Alguns parlamentares e os principais críticos da obra não utilizam esse argumento de que é desnecessário levar água para o Nordeste. Eles reconhecem o problema da falta de água como limitador para o desenvolvimento da região.

Ninguém pode, em sã consciência, se negar a discutir a necessidade de aumentar a oferta de água no semiárido; mas, por outro lado, é preciso discutir intensamente como aumentá-la (JOSÉ CARLOS DE CARVALHO, SECRETÁRIO DE RECURSOS HÍDRICOS-MG, ASSEMBLEIA DE MINAS GERAIS, 2007).

Pois bem, isso tudo traz a questão seguinte: a grande luta da transposição, nesses estados, é que há um problema de insegurança. Se analisarmos, há uma reserva de água bastante expressiva. Foram construídos lá enormes açudes, gigantescos, os maiores da América Latina. Orós, quando construído, já era o maior da América Latina; depois dele, há o Ribeiro Gonçalves, que é ainda maior, e agora está sendo construído, no Ceará, o Castanhão, que vai ser bem maior do que os dois anteriores. Agora, qual é o problema básico? É que há uma insegurança. Por quê?
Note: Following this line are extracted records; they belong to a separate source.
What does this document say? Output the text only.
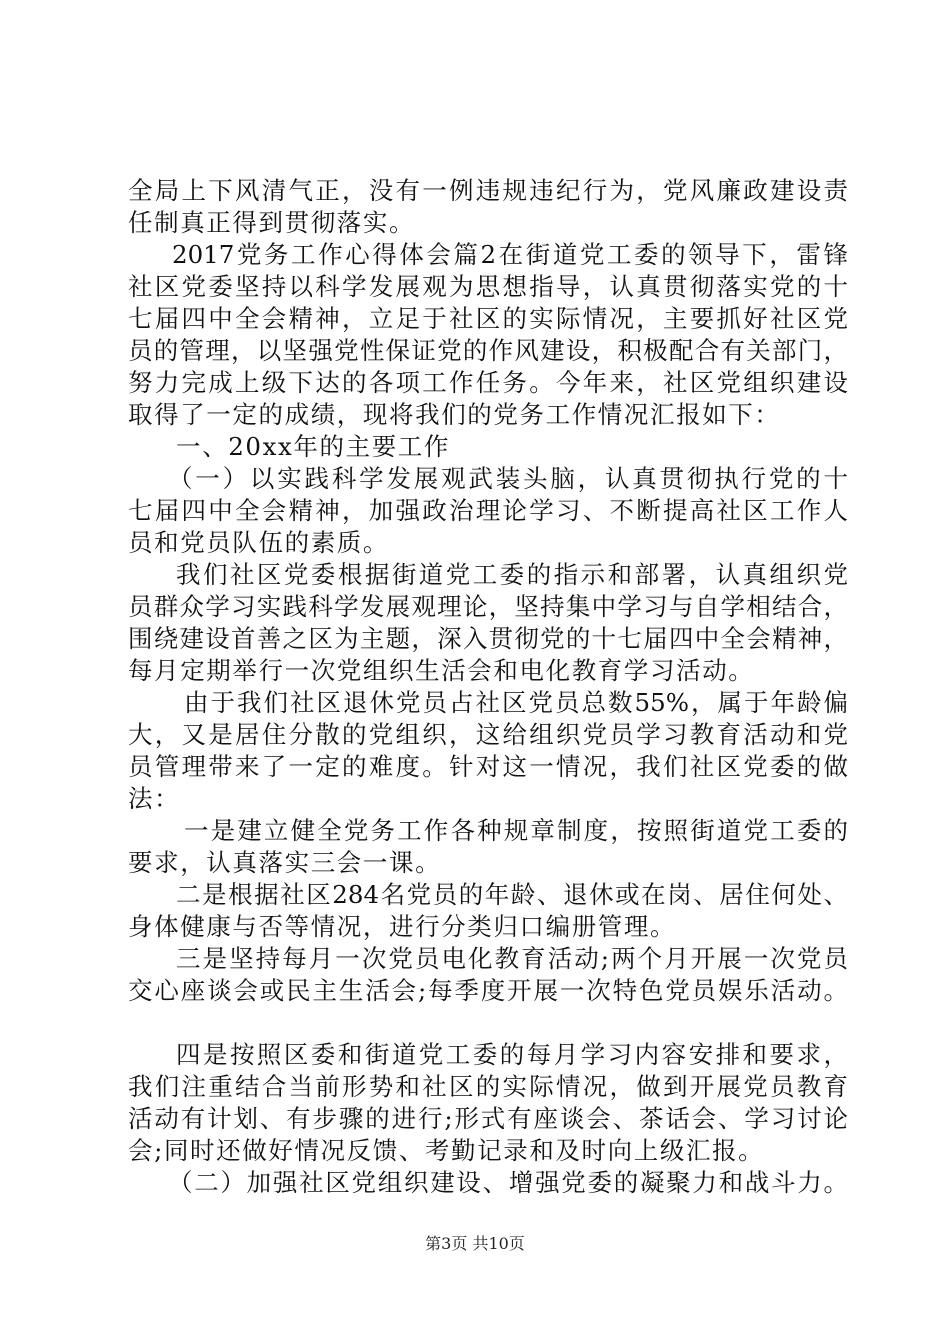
全局上下风清气正，没有一例违规违纪行为，党风廉政建设责
任制真正得到贯彻落实。
2017党务工作心得体会篇2在街道党工委的领导下，雷锋
社区党委坚持以科学发展观为思想指导，认真贯彻落实党的十
七届四中全会精神，立足于社区的实际情况，主要抓好社区党
员的管理，以坚强党性保证党的作风建设，积极配合有关部门，
努力完成上级下达的各项工作任务。今年来，社区党组织建设
取得了一定的成绩，现将我们的党务工作情况汇报如下：
一、20xx年的主要工作
（一）以实践科学发展观武装头脑，认真贯彻执行党的十
七届四中全会精神，加强政治理论学习、不断提高社区工作人
员和党员队伍的素质。
我们社区党委根据街道党工委的指示和部署，认真组织党
员群众学习实践科学发展观理论，坚持集中学习与自学相结合，
围绕建设首善之区为主题，深入贯彻党的十七届四中全会精神，
每月定期举行一次党组织生活会和电化教育学习活动。
由于我们社区退休党员占社区党员总数55%，属于年龄偏
大，又是居住分散的党组织，这给组织党员学习教育活动和党
员管理带来了一定的难度。针对这一情况，我们社区党委的做
法：
一是建立健全党务工作各种规章制度，按照街道党工委的
要求，认真落实三会一课。
二是根据社区284名党员的年龄、退休或在岗、居住何处、
身体健康与否等情况，进行分类归口编册管理。
三是坚持每月一次党员电化教育活动;两个月开展一次党员
交心座谈会或民主生活会;每季度开展一次特色党员娱乐活动。
四是按照区委和街道党工委的每月学习内容安排和要求，
我们注重结合当前形势和社区的实际情况，做到开展党员教育
活动有计划、有步骤的进行;形式有座谈会、茶话会、学习讨论
会;同时还做好情况反馈、考勤记录和及时向上级汇报。
（二）加强社区党组织建设、增强党委的凝聚力和战斗力。
第3页 共10页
Como a água deles é originária, basicamente, a partir de açudes, existe o medo. De quê? De não haver uma recomposição desse líquido. Se há açudes, ficam com medo de que, no ano seguinte, não chova e, não chovendo, não ocorre recomposição da água. Por isso, ficam com receio de usá-la. Vocês sabem que é comum no Nordeste não chover, mesmo. Durante um ano, nessas regiões mais secas, choveu o mínimo. Então, esse é um temor que eles têm (JOÃO ALVES, EX-GOVERNADOR SERGIPE, ASSEMBLEIA DA BAHIA, 2000).

Para outros deputados, o problema de escassez da região deve ser resolvido com uma transposição, mas não das águas do São Francisco, e sim as do Rio Tocantins.

Porque nós temos sim, de levar água para o Rio Grande do Norte, de levar água para o Ceará, de levar água para Pernambuco, todo mundo sabe que Caruaru está em crise, todo mundo sabe que Campina Grande está à beira de um colapso. Mas para se levar essa água, tem que se levar de onde tem e onde tem essa água é em Tocantins (DEPUTADO AUGUSTO BEZERRA, PARTIDO DA FRENTE LIBERAL - PFL/SE, ASSEMBLEIA DO SERGIPE, 2000).

Em 2004, o Deputado Augusto Bezerra (ASSEMBLEIA DO SERGIPE, 2004) reavaliou que Ceará e Rio Grande do Norte não precisariam da água a qual seria utilizada para irrigação59. Acredita-se que, na iminência de implementação do projeto, sem reforço de vazão com águas do Tocantins, o Deputado mudou de estratégia e passou a apoiar argumentos da academia e da sociedade civil sobre este aspecto – não há déficit hídrico na região a ser atendida pelo Eixo Norte.

Pelo lado dos defensores do projeto, os deputados cearenses, em sua maioria, acreditavam que a obra seria a solução para o problema da escassez de água no estado. Alegavam que a única fonte hídrica existente era o Rio São Francisco. Um número comumente utilizado era o de que no Nordeste estão 3% dos recursos hídricos do país, sendo que 70% estão concentrados no Rio São Francisco.